Although many presenters are great at making Machine Learning sound like a couple of buzzwords that get randomly squeezed into their presentations, Inga delivered on what she promised. She covered:
- What Machine Learning is
- What problems are good to solve with it
- What can product managers do when considering to work on a product with ML
- Why we should care about ML
She quoted Arthur Samuel’s definition from 1959:
Machine Learning: Field of study that gives computers the ability to learn without being explicitly programmed.
Data is critical to building a Machine Learning Model, and this data should be ideally labelled. There are several problems that ML can help solve, but mainly:
- Decisions with many outputs
- Decisions with many inputs
- Decisions at scale
One example she brought and that I noticed myself while using the app a few weeks ago were the Slack Highlights:
My favorite part was how she made clear what product managers needed to bring into the table when considering using machine learning in a product:
- The problems: we bring the problems that we think can be solved with the help of ML
- The data. We need to make sure we have the data needed to feed the model
- Alternatives: we need to consider alternative non-ML solutions, because this is a time consuming expensive approach. In most cases we will be able to solve the same problems with simpler tools / techniques
- This is what Inga highlighted as the most important bit if we went down the ML path: Designing for when the ML Model fails.
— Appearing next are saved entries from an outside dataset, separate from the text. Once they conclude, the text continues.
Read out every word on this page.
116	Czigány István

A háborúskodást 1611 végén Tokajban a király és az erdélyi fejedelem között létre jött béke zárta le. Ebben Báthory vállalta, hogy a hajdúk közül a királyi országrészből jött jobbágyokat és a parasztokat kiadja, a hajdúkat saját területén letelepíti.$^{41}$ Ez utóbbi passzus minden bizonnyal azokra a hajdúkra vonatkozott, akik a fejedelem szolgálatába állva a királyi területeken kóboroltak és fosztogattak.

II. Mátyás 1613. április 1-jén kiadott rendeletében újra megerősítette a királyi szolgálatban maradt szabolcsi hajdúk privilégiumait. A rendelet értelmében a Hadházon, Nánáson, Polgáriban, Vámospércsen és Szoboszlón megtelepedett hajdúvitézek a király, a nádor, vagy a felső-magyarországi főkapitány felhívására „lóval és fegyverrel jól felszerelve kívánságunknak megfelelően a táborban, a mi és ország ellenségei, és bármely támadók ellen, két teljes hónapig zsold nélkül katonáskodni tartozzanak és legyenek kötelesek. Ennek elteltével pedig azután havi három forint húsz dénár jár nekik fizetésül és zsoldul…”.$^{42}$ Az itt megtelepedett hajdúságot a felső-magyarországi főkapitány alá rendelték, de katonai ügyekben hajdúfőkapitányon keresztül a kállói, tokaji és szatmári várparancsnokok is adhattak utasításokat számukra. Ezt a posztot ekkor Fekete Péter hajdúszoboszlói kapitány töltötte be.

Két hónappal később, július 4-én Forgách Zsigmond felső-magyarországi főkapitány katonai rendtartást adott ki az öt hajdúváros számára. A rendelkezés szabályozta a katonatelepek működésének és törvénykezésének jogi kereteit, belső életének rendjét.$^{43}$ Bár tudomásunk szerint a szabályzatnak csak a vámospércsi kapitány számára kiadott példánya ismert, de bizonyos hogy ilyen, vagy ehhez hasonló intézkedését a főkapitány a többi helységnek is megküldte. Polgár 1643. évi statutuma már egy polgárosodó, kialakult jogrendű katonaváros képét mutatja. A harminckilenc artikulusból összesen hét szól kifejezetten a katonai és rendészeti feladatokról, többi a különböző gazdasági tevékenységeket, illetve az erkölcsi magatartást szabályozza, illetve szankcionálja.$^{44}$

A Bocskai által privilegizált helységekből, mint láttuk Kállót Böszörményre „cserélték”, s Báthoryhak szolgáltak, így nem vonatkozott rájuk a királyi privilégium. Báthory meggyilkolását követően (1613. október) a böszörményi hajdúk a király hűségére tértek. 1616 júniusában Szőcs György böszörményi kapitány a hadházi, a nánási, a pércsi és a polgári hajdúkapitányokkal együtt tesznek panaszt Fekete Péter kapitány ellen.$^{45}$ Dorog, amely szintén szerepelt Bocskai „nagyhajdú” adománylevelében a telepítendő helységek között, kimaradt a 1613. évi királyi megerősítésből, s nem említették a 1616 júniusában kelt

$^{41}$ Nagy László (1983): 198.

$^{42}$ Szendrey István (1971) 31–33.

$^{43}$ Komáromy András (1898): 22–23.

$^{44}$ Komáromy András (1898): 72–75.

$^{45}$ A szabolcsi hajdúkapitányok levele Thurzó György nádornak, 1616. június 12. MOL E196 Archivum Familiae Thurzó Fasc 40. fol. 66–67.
She also covered how a product development cycle was different when it was being built using ML and a bit that I much wanted to bring with me but could not capture (my mind was boiling with ideas at that point) was what were the converging trends that indicated why we should care about ML.
It was a lovely event and I feel I came with ideas and refreshed knowledge. I’ll see about next year, but first I need to get these new ideas and knowledge rolling.